Uno degli aspetti che più mi affascina del metal (e della buona musica in generale) risiede nell’impagabile possibilità di chiudere gli occhi e lasciarsi trasportare “altrove”, ovunque esso sia.
Universi paralleli che, seppur ispirati da melodie e arrangiamenti immutabili nella loro cristallizzazione su dischetto ottico, divengono creazione personalissima per ogni fruitore, il quale declina l’esperienza uditiva in base alla propria sensibilità e fantasia.
Talvolta, i paesaggi elaborati dalla nostra fervida immaginazione ci appariranno grigi, privi di colore o speranza; talaltra, verremo investiti da colori vivi e guizzanti; potremo trasalire vedendoci catapultati nel bel mezzo di una battaglia, fiutare le acri esalazioni provenienti dallo scantinato di un serial killer o rabbrividire percependo il gelo delle foreste scandinave che ci lambisce la pelle.

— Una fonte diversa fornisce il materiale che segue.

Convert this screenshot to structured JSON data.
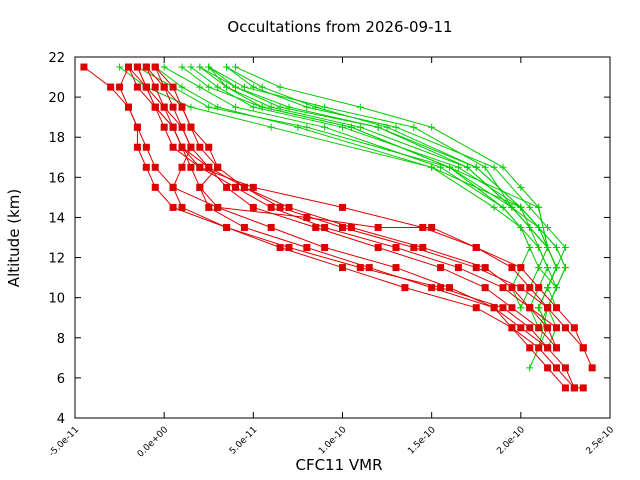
{
  "chart_data": {
    "type": "line",
    "title": "Occultations from 2026-09-11",
    "xlabel": "CFC11 VMR",
    "ylabel": "Altitude (km)",
    "xlim": [
      -5e-11,
      2.5e-10
    ],
    "ylim": [
      4,
      22
    ],
    "x_ticks": [
      -5e-11,
      0,
      5e-11,
      1e-10,
      1.5e-10,
      2e-10,
      2.5e-10
    ],
    "x_tick_labels": [
      "-5.0e-11",
      "0.0e+00",
      "5.0e-11",
      "1.0e-10",
      "1.5e-10",
      "2.0e-10",
      "2.5e-10"
    ],
    "y_ticks": [
      4,
      6,
      8,
      10,
      12,
      14,
      16,
      18,
      20,
      22
    ],
    "y_tick_labels": [
      "4",
      "6",
      "8",
      "10",
      "12",
      "14",
      "16",
      "18",
      "20",
      "22"
    ],
    "grid": false,
    "legend": "none",
    "colors": {
      "green_series": "#00cc00",
      "red_series": "#dd0000",
      "frame": "#000000"
    },
    "green_series": [
      {
        "x": [
          -2.5e-11,
          -1e-11,
          1.5e-11,
          6e-11,
          1.5e-10,
          2e-10,
          2.1e-10,
          2.15e-10,
          2.1e-10,
          2.05e-10,
          2.1e-10
        ],
        "y": [
          21.5,
          20.5,
          19.5,
          18.5,
          16.5,
          14.5,
          12.5,
          11.5,
          10.5,
          9.5,
          8.5
        ]
      },
      {
        "x": [
          -1.5e-11,
          5e-12,
          2.5e-11,
          8e-11,
          1.6e-10,
          2.1e-10,
          2.15e-10,
          2.2e-10,
          2.15e-10,
          2.1e-10
        ],
        "y": [
          21.5,
          20.5,
          19.5,
          18.5,
          16.5,
          14.5,
          12.5,
          11.5,
          10.5,
          9.5
        ]
      },
      {
        "x": [
          1.5e-11,
          3e-11,
          5e-11,
          1e-10,
          1.65e-10,
          2e-10,
          2.1e-10,
          2.15e-10,
          2.2e-10,
          2.15e-10,
          2.1e-10,
          2.15e-10,
          2.1e-10
        ],
        "y": [
          21.5,
          20.5,
          19.5,
          18.5,
          16.5,
          14.5,
          13.5,
          12.5,
          11.5,
          10.5,
          9.5,
          8.5,
          7.5
        ]
      },
      {
        "x": [
          2e-11,
          3.5e-11,
          6e-11,
          1.1e-10,
          1.7e-10,
          1.95e-10,
          2.05e-10,
          2.15e-10,
          2.2e-10,
          2.15e-10,
          2.1e-10
        ],
        "y": [
          21.5,
          20.5,
          19.5,
          18.5,
          16.5,
          14.5,
          13.5,
          12.5,
          11.5,
          10.5,
          9.5
        ]
      },
      {
        "x": [
          2.5e-11,
          4e-11,
          7e-11,
          1.2e-10,
          1.75e-10,
          2e-10,
          2.1e-10,
          2.2e-10,
          2.25e-10,
          2.2e-10,
          2.15e-10,
          2.2e-10,
          2.15e-10
        ],
        "y": [
          21.5,
          20.5,
          19.5,
          18.5,
          16.5,
          14.5,
          13.5,
          12.5,
          11.5,
          10.5,
          9.5,
          8.5,
          7.5
        ]
      },
      {
        "x": [
          3.5e-11,
          5e-11,
          8e-11,
          1.3e-10,
          1.85e-10,
          2.05e-10,
          2.15e-10,
          2.25e-10,
          2.2e-10,
          2.15e-10
        ],
        "y": [
          21.5,
          20.5,
          19.5,
          18.5,
          16.5,
          14.5,
          13.5,
          12.5,
          11.5,
          10.5
        ]
      },
      {
        "x": [
          4e-11,
          6.5e-11,
          1.1e-10,
          1.5e-10,
          1.9e-10,
          2e-10,
          2.1e-10,
          2.15e-10,
          2.1e-10,
          2.2e-10,
          2.15e-10,
          2.1e-10
        ],
        "y": [
          21.5,
          20.5,
          19.5,
          18.5,
          16.5,
          15.5,
          14.5,
          12.5,
          11.5,
          10.5,
          9.5,
          8.5
        ]
      },
      {
        "x": [
          1e-11,
          2.5e-11,
          5.5e-11,
          1.05e-10,
          1.6e-10,
          1.9e-10,
          2e-10,
          2.1e-10,
          2.15e-10,
          2.2e-10,
          2.15e-10,
          2.1e-10,
          2.05e-10
        ],
        "y": [
          21.5,
          20.5,
          19.5,
          18.5,
          16.5,
          14.5,
          13.5,
          12.5,
          11.5,
          10.5,
          9.5,
          7.5,
          6.5
        ]
      },
      {
        "x": [
          2.5e-11,
          4.5e-11,
          9e-11,
          1.4e-10,
          1.8e-10,
          1.95e-10,
          2.1e-10,
          2.15e-10,
          2.2e-10,
          2.15e-10
        ],
        "y": [
          21.5,
          20.5,
          19.5,
          18.5,
          16.5,
          14.5,
          13.5,
          12.5,
          11.5,
          10.5
        ]
      },
      {
        "x": [
          0,
          2e-11,
          4e-11,
          9e-11,
          1.55e-10,
          1.9e-10,
          2e-10,
          2.05e-10,
          2e-10,
          1.95e-10,
          2e-10
        ],
        "y": [
          21.5,
          20.5,
          19.5,
          18.5,
          16.5,
          14.5,
          13.5,
          12.5,
          11.5,
          10.5,
          9.5
        ]
      },
      {
        "x": [
          -5e-12,
          1e-11,
          3e-11,
          7.5e-11,
          1.5e-10,
          1.85e-10,
          2e-10,
          2.05e-10,
          2.1e-10,
          2.05e-10,
          2e-10
        ],
        "y": [
          21.5,
          20.5,
          19.5,
          18.5,
          16.5,
          14.5,
          13.5,
          12.5,
          11.5,
          10.5,
          9.5
        ]
      },
      {
        "x": [
          2e-11,
          4e-11,
          6.5e-11,
          1.2e-10,
          1.7e-10,
          1.95e-10,
          2.05e-10,
          2.15e-10,
          2.2e-10,
          2.15e-10,
          2.1e-10,
          2.15e-10
        ],
        "y": [
          21.5,
          20.5,
          19.5,
          18.5,
          16.5,
          14.5,
          13.5,
          12.5,
          11.5,
          10.5,
          9.5,
          8.5
        ]
      },
      {
        "x": [
          2.5e-11,
          3.5e-11,
          5.5e-11,
          1.05e-10,
          1.6e-10,
          1.95e-10,
          2.05e-10,
          2.15e-10,
          2.2e-10,
          2.15e-10,
          2.2e-10
        ],
        "y": [
          21.5,
          20.5,
          19.5,
          18.5,
          16.5,
          14.5,
          13.5,
          12.5,
          11.5,
          10.5,
          9.5
        ]
      },
      {
        "x": [
          3.5e-11,
          5.5e-11,
          8.5e-11,
          1.25e-10,
          1.75e-10,
          2e-10,
          2.1e-10,
          2.2e-10,
          2.25e-10,
          2.2e-10
        ],
        "y": [
          21.5,
          20.5,
          19.5,
          18.5,
          16.5,
          14.5,
          13.5,
          12.5,
          11.5,
          10.5
        ]
      }
    ],
    "red_series": [
      {
        "x": [
          -4.5e-11,
          -3e-11,
          -2e-11,
          -1.5e-11,
          -1e-11,
          -5e-12,
          5e-12,
          3e-11,
          8e-11,
          1.2e-10,
          1.5e-10,
          1.75e-10,
          2e-10,
          2.1e-10,
          2.2e-10,
          2.3e-10,
          2.35e-10,
          2.4e-10
        ],
        "y": [
          21.5,
          20.5,
          19.5,
          18.5,
          17.5,
          16.5,
          15.5,
          14.5,
          14.0,
          13.5,
          13.5,
          12.5,
          11.5,
          10.5,
          9.5,
          8.5,
          7.5,
          6.5
        ]
      },
      {
        "x": [
          -2e-11,
          -2.5e-11,
          -2e-11,
          -1.5e-11,
          -1.5e-11,
          -1e-11,
          -5e-12,
          5e-12,
          3.5e-11,
          7e-11,
          1.1e-10,
          1.55e-10,
          1.9e-10,
          2.05e-10,
          2.15e-10,
          2.25e-10,
          2.3e-10,
          2.35e-10
        ],
        "y": [
          21.5,
          20.5,
          19.5,
          18.5,
          17.5,
          16.5,
          15.5,
          14.5,
          13.5,
          12.5,
          11.5,
          10.5,
          9.5,
          8.5,
          7.5,
          6.5,
          5.5,
          5.5
        ]
      },
      {
        "x": [
          -1e-11,
          -5e-12,
          0,
          5e-12,
          1e-11,
          1.5e-11,
          2e-11,
          3e-11,
          6e-11,
          9e-11,
          1.3e-10,
          1.6e-10,
          1.85e-10,
          1.95e-10,
          2.05e-10,
          2.15e-10,
          2.25e-10
        ],
        "y": [
          21.5,
          20.5,
          19.5,
          18.5,
          17.5,
          16.5,
          15.5,
          14.5,
          13.5,
          12.5,
          11.5,
          10.5,
          9.5,
          8.5,
          7.5,
          6.5,
          5.5
        ]
      },
      {
        "x": [
          -5e-12,
          0,
          5e-12,
          1e-11,
          1.5e-11,
          1e-11,
          5e-12,
          1e-11,
          3.5e-11,
          6.5e-11,
          1e-10,
          1.35e-10,
          1.75e-10,
          1.95e-10,
          2.1e-10,
          2.2e-10,
          2.3e-10
        ],
        "y": [
          21.5,
          20.5,
          19.5,
          18.5,
          17.5,
          16.5,
          15.5,
          14.5,
          13.5,
          12.5,
          11.5,
          10.5,
          9.5,
          8.5,
          7.5,
          6.5,
          5.5
        ]
      },
      {
        "x": [
          -1e-11,
          0,
          1e-11,
          1.5e-11,
          2e-11,
          3e-11,
          4.5e-11,
          6.5e-11,
          1e-10,
          1.4e-10,
          1.75e-10,
          2e-10,
          2.15e-10,
          2.25e-10,
          2.35e-10
        ],
        "y": [
          21.5,
          20.5,
          19.5,
          18.5,
          17.5,
          16.5,
          15.5,
          14.5,
          13.5,
          12.5,
          11.5,
          10.5,
          9.5,
          8.5,
          7.5
        ]
      },
      {
        "x": [
          -1.5e-11,
          -1e-11,
          -5e-12,
          5e-12,
          1e-11,
          2e-11,
          4e-11,
          6e-11,
          9e-11,
          1.3e-10,
          1.65e-10,
          1.9e-10,
          2.05e-10,
          2.15e-10,
          2.2e-10
        ],
        "y": [
          21.5,
          20.5,
          19.5,
          18.5,
          17.5,
          16.5,
          15.5,
          14.5,
          13.5,
          12.5,
          11.5,
          10.5,
          9.5,
          8.5,
          7.5
        ]
      },
      {
        "x": [
          -2e-11,
          -1.5e-11,
          -5e-12,
          0,
          5e-12,
          2e-11,
          5e-11,
          1e-10,
          1.45e-10,
          1.75e-10,
          1.95e-10,
          2.05e-10,
          2.15e-10
        ],
        "y": [
          21.5,
          20.5,
          19.5,
          18.5,
          17.5,
          16.5,
          15.5,
          14.5,
          13.5,
          12.5,
          11.5,
          10.5,
          9.5
        ]
      },
      {
        "x": [
          -5e-12,
          5e-12,
          1e-11,
          1.5e-11,
          2.5e-11,
          3e-11,
          2e-11,
          2.5e-11,
          4.5e-11,
          8e-11,
          1.15e-10,
          1.5e-10,
          1.85e-10,
          2e-10,
          2.15e-10
        ],
        "y": [
          21.5,
          20.5,
          19.5,
          18.5,
          17.5,
          16.5,
          15.5,
          14.5,
          13.5,
          12.5,
          11.5,
          10.5,
          9.5,
          8.5,
          7.5
        ]
      },
      {
        "x": [
          -1.5e-11,
          -1e-11,
          0,
          1e-11,
          1.5e-11,
          2.5e-11,
          3.5e-11,
          5e-11,
          8.5e-11,
          1.2e-10,
          1.55e-10,
          1.8e-10,
          1.95e-10,
          2.1e-10,
          2.2e-10
        ],
        "y": [
          21.5,
          20.5,
          19.5,
          18.5,
          17.5,
          16.5,
          15.5,
          14.5,
          13.5,
          12.5,
          11.5,
          10.5,
          9.5,
          8.5,
          7.5
        ]
      },
      {
        "x": [
          -2e-11,
          -1e-11,
          -5e-12,
          5e-12,
          1e-11,
          2.5e-11,
          4.5e-11,
          7e-11,
          1.05e-10,
          1.45e-10,
          1.8e-10,
          1.95e-10,
          2.05e-10,
          2.2e-10
        ],
        "y": [
          21.5,
          20.5,
          19.5,
          18.5,
          17.5,
          16.5,
          15.5,
          14.5,
          13.5,
          12.5,
          11.5,
          10.5,
          9.5,
          8.5
        ]
      }
    ]
  }
}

Ebbene, le smanie di escapismo che cerchiamo nel nostro genere prediletto troveranno nell’ultimo
Solefald uno sfogo senza eguali.
L’immaginario percorso che affronterete grazie a
World Metal. Kosmopolis Nord è di quelli che non si dimenticano: lo imboccherete di nuovo, di nuovo e di nuovo ancora, così da tentare di carpirne ogni minuzia e di decriptarne l’elusiva natura; rimarrete ogni volta sbalorditi dalla ripidezza e dalla complessità del tragitto, ma se siete di mentalità aperta difficilmente ve ne stancherete; infine, tornerete alla vostra vita reale con un sorriso sulle labbra e con la consapevolezza di aver appena compiuto un magnifico viaggio.
Il precedente EP
Norrønasongen Kosmopolis Nord, eterogeneo e (volutamente?) fuorviante, lasciava sì presagire una virata verso lidi ancor più anarchici, contaminati e liberi da costrizioni stilistiche rispetto al passato; eppure, un melting pot della vastità e densità di
World Metal. Kosmopolis Sud sarebbe stato impossibile da preventivare.
Parliamo di uno dei dischi più bizzarri, stranianti ed eterogenei su cui abbia mai posato l’orecchio: la particolarissima sensibilità musicale di
Cornelius e
Lazare spazia per terre (le registrazioni sono state effettuate in
Norvegia e
Tanzania, le lyrics si servono di vari idiomi), collaborazioni (citiamo
ex multis Baard Kolstad -
Borknagar- e
Sindre Nedland degli
In Vain), e generi (death, world music, elettronica, folk, tribal, progressive rock, industrial…), dando vita ad accostamenti tanto arditi che solo musicisti di calibro superiore potrebbero concepire senza dar vita ad un pretenzioso guazzabuglio.
Di certo non si tratta di un platter immediato -non osate giudicarlo prima di averlo ascoltato almeno quattro/cinque volte-, perfetto o adatto a tutti i palati; d'altra parte, rimango convinto che ci troviamo di fronte ad uno di quei rari casi in cui un’opera porta con sé una dote di innovazione, fantasia e genialità tale da acquisire vita propria, divenendo un
unicum nell’asfittico panorama musicale odierno e rifuggendo appartenenze a sterili categorizzazioni e, per paradosso, ai propri stessi creatori.
Esattamente come grandi capolavori avantgarde del passato che ancor oggi brillano di luce propria, come
La Masquerade Infernale,
Written in Waters,
666 International o
Omnio.
“...
il viaggio non finisce mai. Solo i viaggiatori finiscono. E anche loro possono prolungarsi in memoria, in ricordo, in narrazione. Quando il viaggiatore si è seduto sulla sabbia della spiaggia e ha detto: "non c'è altro da vedere", sapeva che non era vero. Bisogna vedere quel che non si è visto, vedere di nuovo quel che si è già visto, vedere in primavera quel che si è visto in estate, vedere di giorno quel che si è visto di notte, con il sole dove la prima volta pioveva, vedere le messi verdi, il frutto maturo, la pietra che ha cambiato posto, l'ombra che non c'era. Bisogna ritornare sui passi già dati, per ripeterli, e per tracciarvi a fianco nuovi cammini. Bisogna ricominciare il viaggio. Sempre.”
Mio caro
José Saramago, hai proprio ragione: schiaccio di nuovo il tasto play.